Et là, elle l'invite " à parler avec nous" tout en lui proposant un siège à côté d'elle, parmi les soignantes présentes, afin d'en discuter, "au lieu de faire n'importe quoi n'importe comment." Les cris et les semblants de pleurs s'apaisent peu à peu . Elle prend place parmi nous et s'excuse de son attitude. Au fil de la discussion, elle parle d’une partie de son histoire. Elle a rejoué auprès des soignants sa manière d'être au monde. Elle dit " je me suis comportée comme je faisais avec mes parents qui sont décédés..."

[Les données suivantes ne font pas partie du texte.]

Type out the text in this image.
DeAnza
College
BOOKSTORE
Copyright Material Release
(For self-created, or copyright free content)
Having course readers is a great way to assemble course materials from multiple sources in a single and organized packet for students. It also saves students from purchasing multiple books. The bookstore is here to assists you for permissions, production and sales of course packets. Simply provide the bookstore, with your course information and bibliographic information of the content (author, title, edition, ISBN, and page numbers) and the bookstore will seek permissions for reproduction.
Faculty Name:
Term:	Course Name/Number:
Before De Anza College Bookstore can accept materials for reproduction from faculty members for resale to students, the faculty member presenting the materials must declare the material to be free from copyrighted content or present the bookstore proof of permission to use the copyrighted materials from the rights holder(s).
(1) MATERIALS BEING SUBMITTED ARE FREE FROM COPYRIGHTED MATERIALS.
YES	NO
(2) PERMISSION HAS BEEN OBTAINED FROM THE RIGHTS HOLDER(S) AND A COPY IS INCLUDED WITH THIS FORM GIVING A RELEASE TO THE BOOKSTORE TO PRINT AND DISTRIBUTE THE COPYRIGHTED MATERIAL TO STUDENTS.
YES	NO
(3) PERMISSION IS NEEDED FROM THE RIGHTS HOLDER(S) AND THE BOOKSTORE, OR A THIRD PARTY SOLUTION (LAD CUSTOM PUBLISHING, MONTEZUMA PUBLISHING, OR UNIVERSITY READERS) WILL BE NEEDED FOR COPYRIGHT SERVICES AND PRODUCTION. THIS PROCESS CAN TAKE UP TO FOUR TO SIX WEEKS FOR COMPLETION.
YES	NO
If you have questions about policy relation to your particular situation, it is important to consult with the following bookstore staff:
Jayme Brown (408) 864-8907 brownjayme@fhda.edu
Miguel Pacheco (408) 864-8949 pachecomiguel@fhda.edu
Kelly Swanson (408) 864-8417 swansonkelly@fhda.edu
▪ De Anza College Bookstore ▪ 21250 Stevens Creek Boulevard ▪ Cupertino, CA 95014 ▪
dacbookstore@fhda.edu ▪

Une fois, sa problématique singulière posée, elle nous transporte au hammam... Il ne manque plus que les makroudes! L'ambiance est sous le signe du partage et de l'échange. L'identification féminine opère des 2 côtés! Elle est entourée de femmes que nous sommes, et échange avec les soignantes autour de soins corporels et de beauté typiques à sa culture.
Ce temps d'accueil du rejet vécu par cette patiente, s'est transformé en rencontre du sujet avec son histoire et a permis grâce à une dynamique d'équipe, un échange relationnel riche, où pendant un temps, le masque de la folie a disparu au profit de l'émergence d'un être humain à part entière. La création d'un espace d'ouverture et d'écoute autant du côté soignant que soigné, a pris ici, tout son sens. Cette position de retrait est à travailler inlassablement, du fait même de la répétition de la problématique du sujet.
Le sujet réveille en nous, cette part d'humain. Il nous affecte dans notre construction de sujet en touchant au plus près de notre sensibilité tout en nous questionnant sur nos propres limites.
CONCLUSION
Prendre soin d'accueillir, nous dit Martine Girard "ce n'est pas pour autant ménager le patient, éviter de le faire souffrir ou de rajouter "du trauma C'est avant tout savoir reconnaître, nommer et poser les conditions basales de notre travail, en tant qu'elles sont d'abord nos conditions, mais chaque fois singulières, au cas par cas."
La question de la disponibilité de chacun dans l’écoute de ce qui se passe , est sans cesse mise à l’épreuve face aux demandes diverses.
Le risque est d'être submergé et d'oublier de se saisir de la demande du patient, porteur d'une problématique singulière qu'il dépose en un lieu, et à l'endroit du soignant que nous sommes.
L'accueil c'est aussi soigner l'institution c'est- à dire travailler sur l'ambiance, la vie quotidienne et se questionner sur les dispositifs de soin, afin de mieux organiser et favoriser la rencontre avec l’autre
Le travail de psychiatrie est de mettre en œuvre des méthodes pour accueillir l'individu en souffrance, en essayant de lui redonner un brin de subjectivité dans les intéractions soignantes, et d’amener un sentiment continu d'exister.
Il est important d'ouvrir notre questionnement autour de la pratique de l'accueil dans la cité car l'hôpital psychiatrique n'est plus le seul lieu, théâtre de la souffrance. Le problème actuel est d'améliorer les conditions d'existence et solliciter et encourager les initiatives des soignants.Equipe GO3, Chalucet: G.Cassara, D.Venandier, V. Etang-Salé, L.Dekhli, L.Jacquis.